Somos uma das sociedades com mais idosos, mais divórcios, com menos filhos e com maior número de famílias monoparentais”, realça. O que contribui para a humanização crescente dos patudos. E para uma maior consciencialização dos tutores em relação aos cuidados e ao bem-estar dos animais.

Prova disso, aponta, é o facto de haver cada vez mais clínicas a “acrescentar algo na sua proposta de valor”. Sejam hotéis ou serviços de estética, como banhos e tosquias. Joana Cunha, proprietária e diretora clínica Vet SPA, no Porto, garante que o mercado tem vindo a aumentar e que há cada vez mais pessoas a preocuparem-se, entre outras coisas, “com o cheiro e a qualidade do pelo dos animais”.

A Pet Fun dispõe de um leque alargado de ofertas, da creche ao treino, passando pelas festas com catering específico
(Foto: DR)

Aberta desde 2015, a clínica pretendeu, desde o princípio, conciliar os serviços médico-veterinários com oferta de banhos e tosquias num “ambiente tranquilo”. Por isso, as banheiras são viradas para o exterior e envidraçadas – também para que os donos possam acompanhar os banhos -, e até os secadores são escolhidos a dedo para não haver demasiado ruído. “Relaxa-os muito mais.”

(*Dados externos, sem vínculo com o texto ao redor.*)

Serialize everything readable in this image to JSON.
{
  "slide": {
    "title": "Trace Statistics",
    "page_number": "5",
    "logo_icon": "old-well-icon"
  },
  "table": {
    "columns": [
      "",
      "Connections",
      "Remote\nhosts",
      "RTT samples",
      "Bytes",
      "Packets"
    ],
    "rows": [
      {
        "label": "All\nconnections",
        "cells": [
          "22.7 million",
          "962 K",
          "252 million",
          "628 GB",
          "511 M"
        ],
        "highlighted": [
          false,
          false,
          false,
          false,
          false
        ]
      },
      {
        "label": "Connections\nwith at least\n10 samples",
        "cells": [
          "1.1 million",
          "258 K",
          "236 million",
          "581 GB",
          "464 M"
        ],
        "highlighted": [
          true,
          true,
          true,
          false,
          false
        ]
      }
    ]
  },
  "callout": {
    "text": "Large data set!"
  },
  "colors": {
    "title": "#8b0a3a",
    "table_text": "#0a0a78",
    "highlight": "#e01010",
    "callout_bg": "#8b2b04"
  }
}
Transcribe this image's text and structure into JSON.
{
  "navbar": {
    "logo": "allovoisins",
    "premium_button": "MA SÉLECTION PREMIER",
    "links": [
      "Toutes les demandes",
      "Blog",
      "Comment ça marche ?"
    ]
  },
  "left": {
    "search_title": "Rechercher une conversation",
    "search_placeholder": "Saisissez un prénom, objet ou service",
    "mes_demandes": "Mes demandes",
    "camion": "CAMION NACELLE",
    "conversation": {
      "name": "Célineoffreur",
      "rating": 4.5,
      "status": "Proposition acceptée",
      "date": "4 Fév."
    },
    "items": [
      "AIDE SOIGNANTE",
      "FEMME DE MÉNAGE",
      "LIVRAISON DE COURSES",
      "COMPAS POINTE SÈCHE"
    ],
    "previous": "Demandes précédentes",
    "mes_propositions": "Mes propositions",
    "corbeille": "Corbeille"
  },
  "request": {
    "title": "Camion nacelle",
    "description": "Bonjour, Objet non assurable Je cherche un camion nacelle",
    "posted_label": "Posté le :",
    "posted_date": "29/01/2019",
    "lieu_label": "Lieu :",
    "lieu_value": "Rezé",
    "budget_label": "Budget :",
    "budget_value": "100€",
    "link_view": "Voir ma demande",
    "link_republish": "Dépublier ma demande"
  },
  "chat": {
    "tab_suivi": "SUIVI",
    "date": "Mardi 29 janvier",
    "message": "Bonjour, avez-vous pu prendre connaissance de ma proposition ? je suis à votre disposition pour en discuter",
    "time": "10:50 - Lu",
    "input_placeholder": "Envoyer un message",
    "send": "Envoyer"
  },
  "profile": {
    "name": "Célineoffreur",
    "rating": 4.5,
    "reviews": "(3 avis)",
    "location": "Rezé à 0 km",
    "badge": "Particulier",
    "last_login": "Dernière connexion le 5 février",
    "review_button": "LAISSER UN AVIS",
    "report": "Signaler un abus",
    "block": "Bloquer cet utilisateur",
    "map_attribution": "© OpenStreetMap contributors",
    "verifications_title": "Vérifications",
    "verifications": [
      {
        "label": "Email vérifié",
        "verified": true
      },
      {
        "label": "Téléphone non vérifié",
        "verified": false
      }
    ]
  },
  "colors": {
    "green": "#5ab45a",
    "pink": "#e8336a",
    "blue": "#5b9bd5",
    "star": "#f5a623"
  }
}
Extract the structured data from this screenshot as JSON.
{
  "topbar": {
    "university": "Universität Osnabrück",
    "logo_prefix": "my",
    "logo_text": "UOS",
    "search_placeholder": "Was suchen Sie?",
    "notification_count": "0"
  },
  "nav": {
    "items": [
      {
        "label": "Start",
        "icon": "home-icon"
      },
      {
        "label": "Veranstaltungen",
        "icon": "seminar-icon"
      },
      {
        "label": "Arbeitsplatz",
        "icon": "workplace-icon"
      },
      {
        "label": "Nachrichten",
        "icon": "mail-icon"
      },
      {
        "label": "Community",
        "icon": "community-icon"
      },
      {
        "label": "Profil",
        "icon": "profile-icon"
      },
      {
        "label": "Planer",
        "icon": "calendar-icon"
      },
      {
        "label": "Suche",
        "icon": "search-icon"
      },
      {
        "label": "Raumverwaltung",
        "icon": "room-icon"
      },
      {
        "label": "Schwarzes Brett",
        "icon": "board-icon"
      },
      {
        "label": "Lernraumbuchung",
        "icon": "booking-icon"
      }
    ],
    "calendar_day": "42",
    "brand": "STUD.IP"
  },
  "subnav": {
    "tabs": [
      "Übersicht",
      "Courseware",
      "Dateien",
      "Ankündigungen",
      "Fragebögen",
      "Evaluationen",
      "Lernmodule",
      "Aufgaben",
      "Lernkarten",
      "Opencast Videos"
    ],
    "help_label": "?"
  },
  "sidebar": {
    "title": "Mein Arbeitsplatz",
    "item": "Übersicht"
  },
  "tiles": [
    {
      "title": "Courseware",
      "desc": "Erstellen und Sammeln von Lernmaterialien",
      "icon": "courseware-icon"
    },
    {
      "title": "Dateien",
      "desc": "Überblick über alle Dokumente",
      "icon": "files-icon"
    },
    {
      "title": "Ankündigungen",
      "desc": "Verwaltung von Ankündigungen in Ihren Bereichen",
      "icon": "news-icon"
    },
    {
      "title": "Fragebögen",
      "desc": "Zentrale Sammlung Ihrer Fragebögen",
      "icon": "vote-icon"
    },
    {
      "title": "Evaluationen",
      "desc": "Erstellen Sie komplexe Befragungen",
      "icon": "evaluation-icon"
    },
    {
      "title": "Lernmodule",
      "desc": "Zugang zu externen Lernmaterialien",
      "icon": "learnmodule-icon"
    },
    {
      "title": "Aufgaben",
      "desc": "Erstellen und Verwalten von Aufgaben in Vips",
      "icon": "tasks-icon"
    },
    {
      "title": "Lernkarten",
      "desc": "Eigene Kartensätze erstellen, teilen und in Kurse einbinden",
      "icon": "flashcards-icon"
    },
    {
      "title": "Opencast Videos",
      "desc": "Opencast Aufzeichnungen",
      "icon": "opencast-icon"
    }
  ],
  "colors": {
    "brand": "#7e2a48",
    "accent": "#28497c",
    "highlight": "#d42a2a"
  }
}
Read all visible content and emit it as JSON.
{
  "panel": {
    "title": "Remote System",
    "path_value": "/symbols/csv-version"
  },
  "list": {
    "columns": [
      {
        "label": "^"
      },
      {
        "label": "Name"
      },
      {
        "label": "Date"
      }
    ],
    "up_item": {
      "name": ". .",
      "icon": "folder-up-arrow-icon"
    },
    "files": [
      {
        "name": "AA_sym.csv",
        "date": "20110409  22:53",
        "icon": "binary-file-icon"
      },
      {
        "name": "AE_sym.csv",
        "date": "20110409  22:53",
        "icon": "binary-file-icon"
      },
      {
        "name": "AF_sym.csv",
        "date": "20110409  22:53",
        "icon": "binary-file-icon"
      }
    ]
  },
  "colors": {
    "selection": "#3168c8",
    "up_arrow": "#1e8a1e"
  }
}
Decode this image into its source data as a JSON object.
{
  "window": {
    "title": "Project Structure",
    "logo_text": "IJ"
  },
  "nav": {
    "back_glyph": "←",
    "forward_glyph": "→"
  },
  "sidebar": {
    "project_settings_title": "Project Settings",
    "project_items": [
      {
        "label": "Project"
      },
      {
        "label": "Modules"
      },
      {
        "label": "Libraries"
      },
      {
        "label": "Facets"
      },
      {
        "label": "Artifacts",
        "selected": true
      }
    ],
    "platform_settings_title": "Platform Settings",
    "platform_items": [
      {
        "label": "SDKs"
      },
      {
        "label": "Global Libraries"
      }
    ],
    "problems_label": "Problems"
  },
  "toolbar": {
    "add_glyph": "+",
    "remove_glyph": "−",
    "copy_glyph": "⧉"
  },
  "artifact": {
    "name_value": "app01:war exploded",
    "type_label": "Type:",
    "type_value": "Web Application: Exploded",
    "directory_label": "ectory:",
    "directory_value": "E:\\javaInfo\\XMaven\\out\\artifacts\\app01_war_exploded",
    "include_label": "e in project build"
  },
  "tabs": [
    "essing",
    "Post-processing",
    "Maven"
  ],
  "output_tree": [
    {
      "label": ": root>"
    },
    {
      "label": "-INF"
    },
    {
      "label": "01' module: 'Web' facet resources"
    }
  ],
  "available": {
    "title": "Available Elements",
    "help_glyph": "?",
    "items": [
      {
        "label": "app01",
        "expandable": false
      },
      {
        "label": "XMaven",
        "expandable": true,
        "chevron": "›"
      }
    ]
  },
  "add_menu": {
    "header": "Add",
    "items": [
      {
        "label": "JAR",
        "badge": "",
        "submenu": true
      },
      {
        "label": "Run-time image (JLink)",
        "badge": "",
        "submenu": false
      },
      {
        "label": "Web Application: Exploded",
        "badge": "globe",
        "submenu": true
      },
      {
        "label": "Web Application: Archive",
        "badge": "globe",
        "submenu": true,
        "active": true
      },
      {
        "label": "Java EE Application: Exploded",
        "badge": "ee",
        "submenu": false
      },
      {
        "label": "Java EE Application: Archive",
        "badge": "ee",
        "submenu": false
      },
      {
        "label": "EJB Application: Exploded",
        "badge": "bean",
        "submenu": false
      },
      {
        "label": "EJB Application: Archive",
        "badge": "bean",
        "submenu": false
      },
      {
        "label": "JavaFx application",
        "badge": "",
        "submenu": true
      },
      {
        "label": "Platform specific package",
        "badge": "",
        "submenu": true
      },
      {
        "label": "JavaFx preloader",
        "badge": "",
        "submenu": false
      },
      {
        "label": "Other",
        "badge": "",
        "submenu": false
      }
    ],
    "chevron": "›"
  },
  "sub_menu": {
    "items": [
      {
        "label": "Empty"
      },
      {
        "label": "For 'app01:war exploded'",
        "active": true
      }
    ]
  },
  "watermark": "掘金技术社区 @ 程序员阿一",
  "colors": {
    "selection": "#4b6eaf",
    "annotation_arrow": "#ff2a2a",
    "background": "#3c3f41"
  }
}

A clínica Vet SPA, no Porto, disponibiliza serviços de banhos e tosquias
(Foto: DR)

Entre os serviços disponibilizados estão, por exemplo, as tosquias por raça, asseguradas por uma enfermeira que integra a seleção nacional de tosquias, e os banhos terapêuticos, para animais com patologias de pele. Serviços que prometem continuar a multiplicar-se (e a refinar-se) a passo acelerado, à boleia de uma área que vive numa espécie de boom contínuo. “Nos últimos oito anos, o número de centros de atendimento médico-veterinário quase duplicou. E não tenho a menor dúvida de que o setor vai continuar a crescer”, estima Dilen Ratanji, da VetBizz Consulting.